Chaque année, l’indice de perception de la corruption publié par Transparency International révèle l’ampleur des défis en matière de gouvernance dans le monde. Les dernières données disponibles confirment une tendance inquiétante : la corruption ne recule pas, bien au contraire. Elle s’étend même dans des pays où les institutions sont pourtant jugées stables. Ce phénomène, profondément ancré, dépasse les frontières politiques et les niveaux de développement.

Sur les 182 pays analysés en 2025, 122 affichent un score inférieur à 50, seuil indiquant une corruption publique élevée. Le Niger, avec un score de 31, se classe parmi les pays les plus touchés. En 124ᵉ position, il perd trois places par rapport à l’année précédente, illustrant l’échec des efforts déployés pour endiguer ce fléau. La corruption et la délinquance financière continuent de saper la confiance des citoyens et l’efficacité des institutions.

des pratiques frauduleuses toujours en hausse malgré les dispositifs de lutte

Malgré la création de structures spécialisées comme la Cellule de Lutte contre la Délinquance Économique et Financière (COLDEFF), les détournements de fonds, les fraudes et les abus de biens sociaux persistent. Les failles dans les mécanismes de contrôle et de répression permettent à ces pratiques de se maintenir, voire de se développer.

une lutte centrée sur les symptômes plutôt que sur les causes

Les résultats décevants interrogent la stratégie adoptée jusqu’à présent. Les autorités se concentrent davantage sur les conséquences visibles – arrestations médiatisées, sanctions symboliques ou communiqués officiels – que sur les racines du problème. Or, pour être efficace, une politique anticorruption doit s’attaquer aux causes structurelles du phénomène.

la pression sociale : un facteur sous-estimé

Deux éléments clés expliquent la persistance de la corruption au Niger. Le premier est la pression sociale, un phénomène souvent ignoré dans les politiques publiques. Dans une société où la solidarité familiale et communautaire est forte, les agents de l’État subissent des pressions constantes de la part de leurs proches. Ces derniers attendent d’eux un soutien financier, parfois au-delà des limites légales.
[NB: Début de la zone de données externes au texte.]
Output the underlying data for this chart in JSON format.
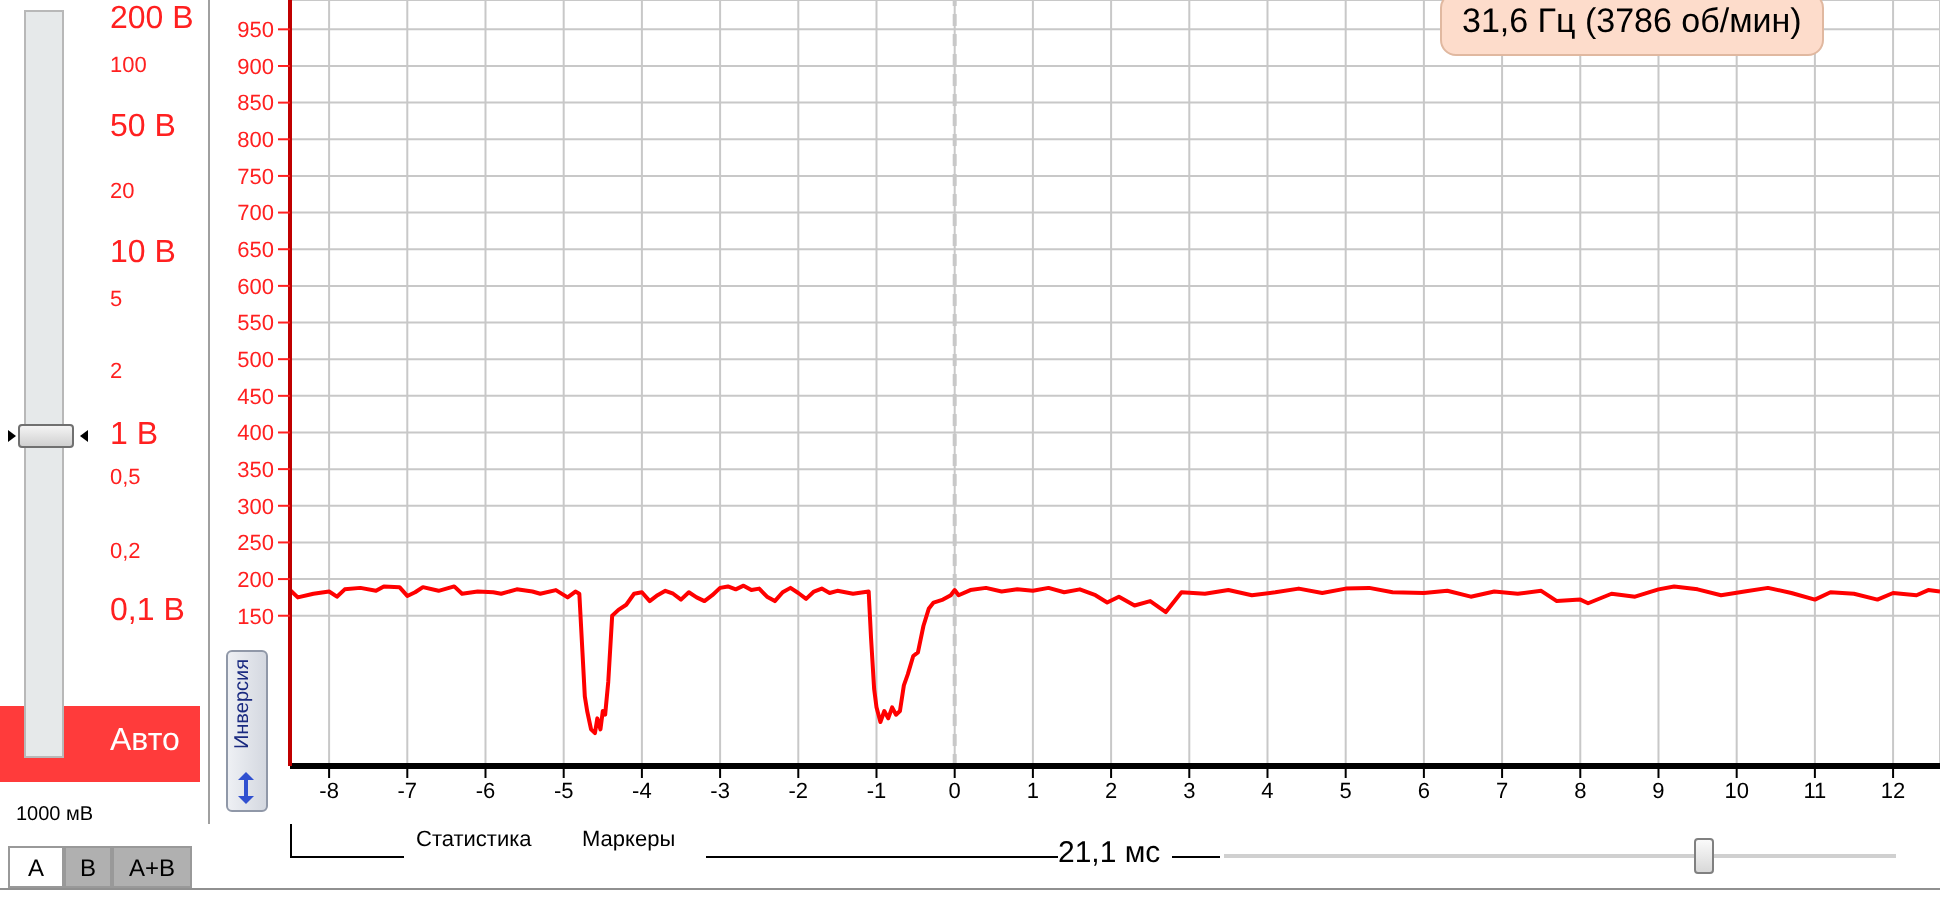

L’exemple d’Abdou – prénom fictif – illustre cette réalité. Issu d’un milieu modeste, il a gravi les échelons dans une entreprise publique avant de se retrouver piégé par les attentes familiales. Avec la hausse du coût de la vie à Niamey et l’absence de revalorisation salariale, ses revenus ne suffisaient plus à couvrir ses besoins et ceux de sa famille. Face à cette situation, il a fini par détourner des fonds publics, justifiant ces actes comme une nécessité morale plutôt qu’un crime. Après deux ans de détournements, il a été découvert et a dû rembourser 50 millions de FCFA. Bien qu’il ait évité la prison, cette affaire soulève des questions sur l’efficacité des sanctions.

la précarité des agents publics : un terreau fertile pour la corruption

Le second facteur est la précarisation croissante des agents publics. Les salaires stagnants, les retards de paiement et l’inflation réduisent leur pouvoir d’achat, les poussant parfois à considérer la corruption comme une solution de survie. Cette réalité ne justifie en rien ces actes, mais elle en explique les motivations profondes. Une lutte anticorruption réussie passe nécessairement par une amélioration des conditions de vie des fonctionnaires.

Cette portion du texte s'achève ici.